Gözlerimi yeniden üzerinde dolandırdığımda deri ceketine taktığı dünya rozetine takıldım.
"Dünyan duydu mu müziğinin sesini?"
"Dünyam?"
"Bir keresinden sana dünyaca ünlü bir star olamayacağını söylemiştim. Sende benim dünyam duysa yeter demiştin."
"Saçmalamışım."
Elimi ceketindeki rozete uzatıp onu yerinden çıkardım. Yaptığıma hiçbir şey demezken elimde tuttuğum dünya rozetini çevirdim. Belki de dünyası artık var olmadığı için saçmaladığını düşünüyordu.
"Sabah bu saatlerde ne yapıyorsun Alaz?"
"Alışkanlık oldu bu saatlerde yürümek. Rozetine karşılık sana tost yapacağım."
Adımlarımı takip ederken verandadan geçip mutfağa girdik. O bir sandalyeye otururken ben dolaptan karışık tostu için malzemeleri çıkarıyordum.

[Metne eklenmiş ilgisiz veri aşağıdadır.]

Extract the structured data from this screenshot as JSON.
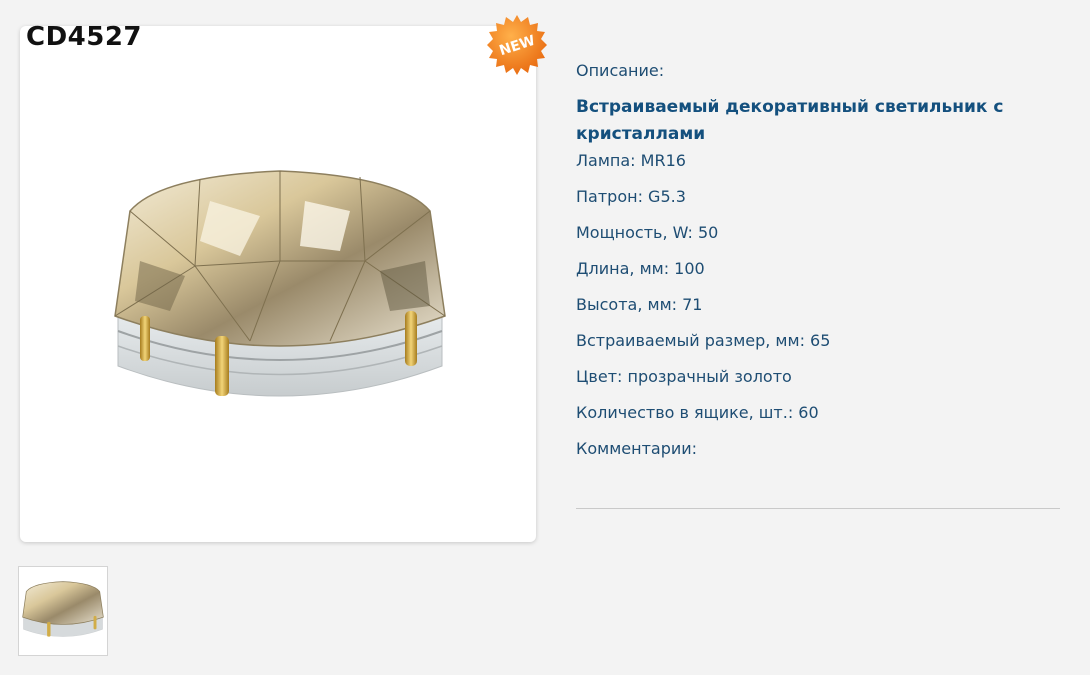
{
  "product": {
    "sku": "CD4527",
    "badge": "NEW",
    "image": "product-photo-crystal-spotlight",
    "thumbnail": "product-thumbnail"
  },
  "specs": {
    "description_label": "Описание:",
    "title": "Встраиваемый декоративный светильник с кристаллами",
    "lamp": "Лампа: MR16",
    "socket": "Патрон: G5.3",
    "power": "Мощность, W: 50",
    "length": "Длина, мм: 100",
    "height": "Высота, мм: 71",
    "cutout": "Встраиваемый размер, мм: 65",
    "color": "Цвет: прозрачный золото",
    "box_qty": "Количество в ящике, шт.: 60",
    "comments": "Комментарии:"
  },
  "colors": {
    "background": "#f3f3f3",
    "text": "#1e4d73",
    "badge": "#f08a1c",
    "sku": "#111111"
  }
}
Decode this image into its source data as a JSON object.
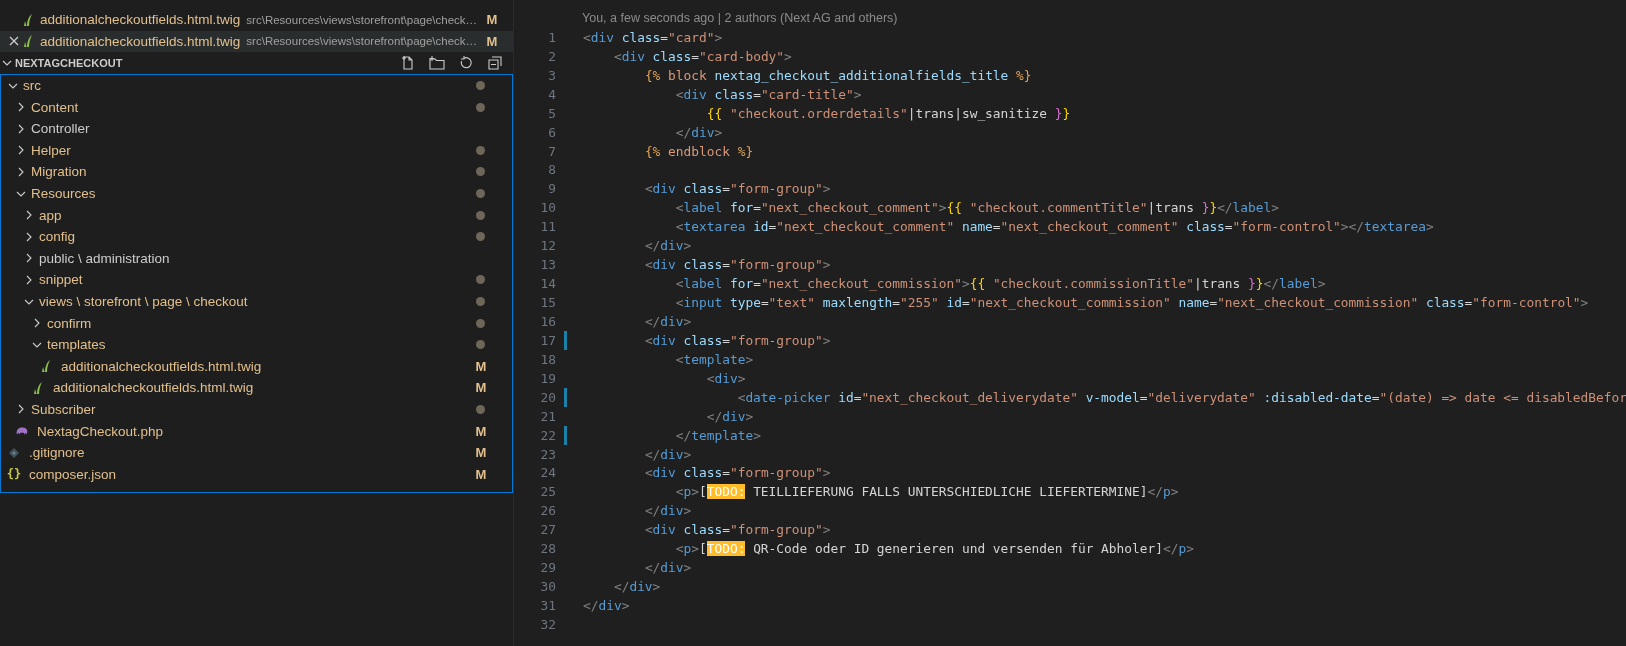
{
  "open_editors": [
    {
      "name": "additionalcheckoutfields.html.twig",
      "path": "src\\Resources\\views\\storefront\\page\\check…",
      "badge": "M",
      "selected": false
    },
    {
      "name": "additionalcheckoutfields.html.twig",
      "path": "src\\Resources\\views\\storefront\\page\\check…",
      "badge": "M",
      "selected": true
    }
  ],
  "explorer": {
    "title": "NEXTAGCHECKOUT",
    "expanded": true,
    "tree": [
      {
        "kind": "folder",
        "name": "src",
        "expanded": true,
        "changed": true,
        "children": [
          {
            "kind": "folder",
            "name": "Content",
            "expanded": false,
            "changed": true
          },
          {
            "kind": "folder",
            "name": "Controller",
            "expanded": false,
            "changed": false
          },
          {
            "kind": "folder",
            "name": "Helper",
            "expanded": false,
            "changed": true
          },
          {
            "kind": "folder",
            "name": "Migration",
            "expanded": false,
            "changed": true
          },
          {
            "kind": "folder",
            "name": "Resources",
            "expanded": true,
            "changed": true,
            "children": [
              {
                "kind": "folder",
                "name": "app",
                "expanded": false,
                "changed": true
              },
              {
                "kind": "folder",
                "name": "config",
                "expanded": false,
                "changed": true
              },
              {
                "kind": "folder",
                "name": "public \\ administration",
                "expanded": false,
                "changed": false
              },
              {
                "kind": "folder",
                "name": "snippet",
                "expanded": false,
                "changed": true
              },
              {
                "kind": "folder",
                "name": "views \\ storefront \\ page \\ checkout",
                "expanded": true,
                "changed": true,
                "children": [
                  {
                    "kind": "folder",
                    "name": "confirm",
                    "expanded": false,
                    "changed": true
                  },
                  {
                    "kind": "folder",
                    "name": "templates",
                    "expanded": true,
                    "changed": true,
                    "children": [
                      {
                        "kind": "twig",
                        "name": "additionalcheckoutfields.html.twig",
                        "badge": "M"
                      }
                    ]
                  },
                  {
                    "kind": "twig",
                    "name": "additionalcheckoutfields.html.twig",
                    "badge": "M"
                  }
                ]
              }
            ]
          },
          {
            "kind": "folder",
            "name": "Subscriber",
            "expanded": false,
            "changed": true
          },
          {
            "kind": "php",
            "name": "NextagCheckout.php",
            "badge": "M"
          }
        ]
      },
      {
        "kind": "gitignore",
        "name": ".gitignore",
        "badge": "M"
      },
      {
        "kind": "json",
        "icon_text": "{}",
        "name": "composer.json",
        "badge": "M"
      }
    ]
  },
  "editor": {
    "blame": "You, a few seconds ago | 2 authors (Next AG and others)",
    "lines": [
      {
        "n": "1",
        "modified": false,
        "text": "<div class=\"card\">"
      },
      {
        "n": "2",
        "modified": false,
        "text": "    <div class=\"card-body\">"
      },
      {
        "n": "3",
        "modified": false,
        "text": "        {% block nextag_checkout_additionalfields_title %}"
      },
      {
        "n": "4",
        "modified": false,
        "text": "            <div class=\"card-title\">"
      },
      {
        "n": "5",
        "modified": false,
        "text": "                {{ \"checkout.orderdetails\"|trans|sw_sanitize }}"
      },
      {
        "n": "6",
        "modified": false,
        "text": "            </div>"
      },
      {
        "n": "7",
        "modified": false,
        "text": "        {% endblock %}"
      },
      {
        "n": "8",
        "modified": false
      },
      {
        "n": "9",
        "modified": false,
        "text": "        <div class=\"form-group\">"
      },
      {
        "n": "10",
        "modified": false,
        "text": "            <label for=\"next_checkout_comment\">{{ \"checkout.commentTitle\"|trans }}</label>"
      },
      {
        "n": "11",
        "modified": false,
        "text": "            <textarea id=\"next_checkout_comment\" name=\"next_checkout_comment\" class=\"form-control\"></textarea>"
      },
      {
        "n": "12",
        "modified": false,
        "text": "        </div>"
      },
      {
        "n": "13",
        "modified": false,
        "text": "        <div class=\"form-group\">"
      },
      {
        "n": "14",
        "modified": false,
        "text": "            <label for=\"next_checkout_commission\">{{ \"checkout.commissionTitle\"|trans }}</label>"
      },
      {
        "n": "15",
        "modified": false,
        "text": "            <input type=\"text\" maxlength=\"255\" id=\"next_checkout_commission\" name=\"next_checkout_commission\" class=\"form-control\">"
      },
      {
        "n": "16",
        "modified": false,
        "text": "        </div>"
      },
      {
        "n": "17",
        "modified": true,
        "text": "        <div class=\"form-group\">"
      },
      {
        "n": "18",
        "modified": false,
        "text": "            <template>"
      },
      {
        "n": "19",
        "modified": false,
        "text": "                <div>"
      },
      {
        "n": "20",
        "modified": true,
        "text": "                    <date-picker id=\"next_checkout_deliverydate\" v-model=\"deliverydate\" :disabled-date=\"(date) => date <= disabledBefor"
      },
      {
        "n": "21",
        "modified": false,
        "text": "                </div>"
      },
      {
        "n": "22",
        "modified": true,
        "text": "            </template>"
      },
      {
        "n": "23",
        "modified": false,
        "text": "        </div>"
      },
      {
        "n": "24",
        "modified": false,
        "text": "        <div class=\"form-group\">"
      },
      {
        "n": "25",
        "modified": false,
        "text": "            <p>[TODO: TEILLIEFERUNG FALLS UNTERSCHIEDLICHE LIEFERTERMINE]</p>",
        "highlight": true
      },
      {
        "n": "26",
        "modified": false,
        "text": "        </div>"
      },
      {
        "n": "27",
        "modified": false,
        "text": "        <div class=\"form-group\">"
      },
      {
        "n": "28",
        "modified": false,
        "text": "            <p>[TODO: QR-Code oder ID generieren und versenden für Abholer]</p>",
        "highlight": true
      },
      {
        "n": "29",
        "modified": false,
        "text": "        </div>"
      },
      {
        "n": "30",
        "modified": false,
        "text": "    </div>"
      },
      {
        "n": "31",
        "modified": false,
        "text": "</div>"
      },
      {
        "n": "32",
        "modified": false
      }
    ]
  }
}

Suyu ketle koyup doğrama tahtasına uzandım. Domatesleri ve biberleri doğrarken etrafımızda oluşan sessizlikten aldığı nefesleri duyumsayabiliyordum.

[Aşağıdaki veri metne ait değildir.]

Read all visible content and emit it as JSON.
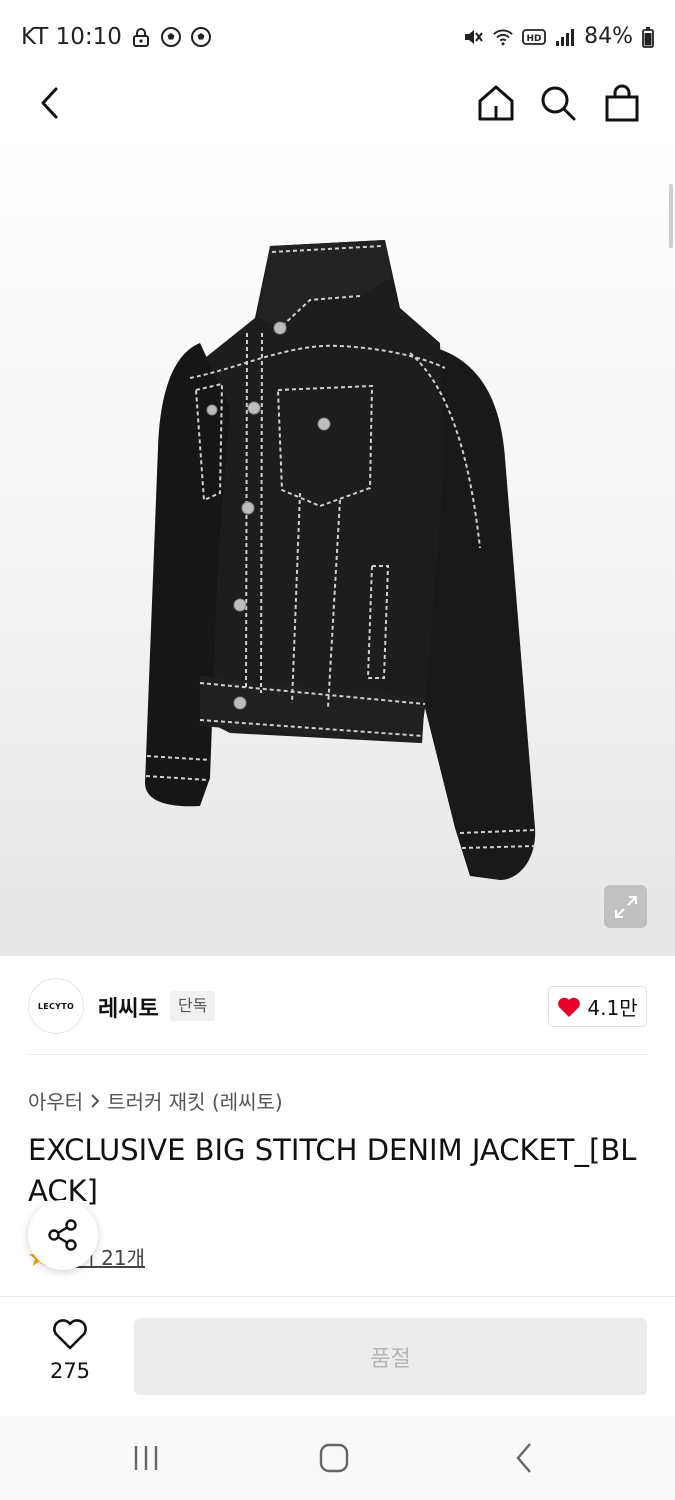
{
  "status_bar": {
    "carrier_time": "KT 10:10",
    "battery": "84%",
    "left_icons": [
      "lock-icon",
      "soccer-ball-icon",
      "soccer-ball-icon"
    ],
    "right_icons": [
      "mute-icon",
      "wifi-icon",
      "hd-icon",
      "signal-icon",
      "battery-icon"
    ]
  },
  "header": {
    "icons": [
      "back-arrow-icon",
      "home-icon",
      "search-icon",
      "shopping-bag-icon"
    ]
  },
  "product": {
    "image_alt": "black denim jacket",
    "brand_logo_text": "LECYTO",
    "brand_name": "레씨토",
    "brand_badge": "단독",
    "brand_likes": "4.1만",
    "breadcrumb": {
      "category": "아우터",
      "subcategory": "트러커 재킷 (레씨토)"
    },
    "title": "EXCLUSIVE BIG STITCH DENIM JACKET_[BLACK]",
    "reviews_label": "후기 21개"
  },
  "bottom_bar": {
    "wish_count": "275",
    "buy_button": "품절"
  },
  "colors": {
    "heart": "#e4002b",
    "star": "#f5a623",
    "disabled_button_bg": "#ececec",
    "disabled_button_text": "#b5b5b5"
  }
}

Tostları makineden bırakıp kupalara uzanıp onun kahvesini ve kendi meyveli çayımı yaptım. Tostları tabaklara alırken yerinden hareketlenip kupaları masaya bıraktı. Karşılıklı oturduğumuzda önündeki tostlara gülümseyip bana baktı.
"Zaten sade tost yiyorsun neden bir tane yaptın?"

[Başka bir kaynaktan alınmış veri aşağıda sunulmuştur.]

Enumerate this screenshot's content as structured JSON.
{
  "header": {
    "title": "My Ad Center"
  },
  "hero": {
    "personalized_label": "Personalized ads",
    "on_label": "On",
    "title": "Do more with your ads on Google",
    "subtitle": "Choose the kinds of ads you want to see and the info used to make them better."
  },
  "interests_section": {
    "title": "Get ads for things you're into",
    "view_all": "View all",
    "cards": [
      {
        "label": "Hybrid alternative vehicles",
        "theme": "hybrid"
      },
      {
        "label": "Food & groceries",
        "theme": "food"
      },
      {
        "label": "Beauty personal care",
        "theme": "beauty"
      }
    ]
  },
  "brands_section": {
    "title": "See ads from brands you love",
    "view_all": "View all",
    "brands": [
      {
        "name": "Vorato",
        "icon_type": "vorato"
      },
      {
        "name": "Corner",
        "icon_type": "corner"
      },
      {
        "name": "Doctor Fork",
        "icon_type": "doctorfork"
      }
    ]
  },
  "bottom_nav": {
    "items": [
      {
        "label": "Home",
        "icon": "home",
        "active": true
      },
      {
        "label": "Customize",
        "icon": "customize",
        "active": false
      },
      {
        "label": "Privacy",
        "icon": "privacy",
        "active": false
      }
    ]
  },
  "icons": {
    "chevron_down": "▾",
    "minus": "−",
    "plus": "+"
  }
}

"Bu ara onu bile zor yiyorum."
"Benim karışık tostumdan yesen eminim ki bağımlısı olacaksın. İnat etmeyip dene."
Bana doğru uzattığı tostuna göz çevirip sıcak çayımdan yudumladım. Bilmediği bir şey vardı ki oda o gittiği günden beri karışık tostu yiyebildiğimdi. Ama bunu bilmesine gerek yoktu.
"Tezin ne durumda?"
"Tek kelime bile yazamadım."
"Babandan yardım almayı denesen?"
"Kendi başıma halletmeliyim."
Kahvesini yudumlarken koluna yeni yaptırdığı dövmesini fark ettim. Gözlerim dövmenin üzerinde dolaşırken anlamsız sayıların karşılığının ne olduğunu anlamaya çalışıyordum. Satrün'ün halkasına işlenmiş bir koordinat gibi gözüken sayıları aklımda tutmaya çalıştım.
"Benim dünyamın koordinatları."
Söylediği ile yeniden yüzüne baktığımda tostumdan zoraki bir ısırık daha aldım. Önündeki ikinci tosta uzandığında bir daha ki sefere bir tane daha fazla yapmayı aklıma not düştüm.
"Çok dinleyicin oluyor mu?"
"Bir gün benimle gel ve kızların bana nasıl deli olduğunu kendi gözlerinle gör."
"Bende dövme yaptırmak istiyorum."
"Seninle gelebilirim."
"Bir balina dövmesi yaptıracağım."
"Neden?"
"Sır."
Yüzünde oluşan gülümseme ile yaptıracağım dövmeyi bizim kasaba dışı bir yerde yaptırmayı düşünüyordum. Belki beni arabası ile başka bir kasabaya götürmesini isteyebilirdim. Gökyüzünde bulutlar arasında süzülen bir balina fikri zihnimde şekillenirken önce resmini kaba taslak çizmeyi düşündüm.
"Alaz onu düştüğü gün gerçekten görmedin mi?"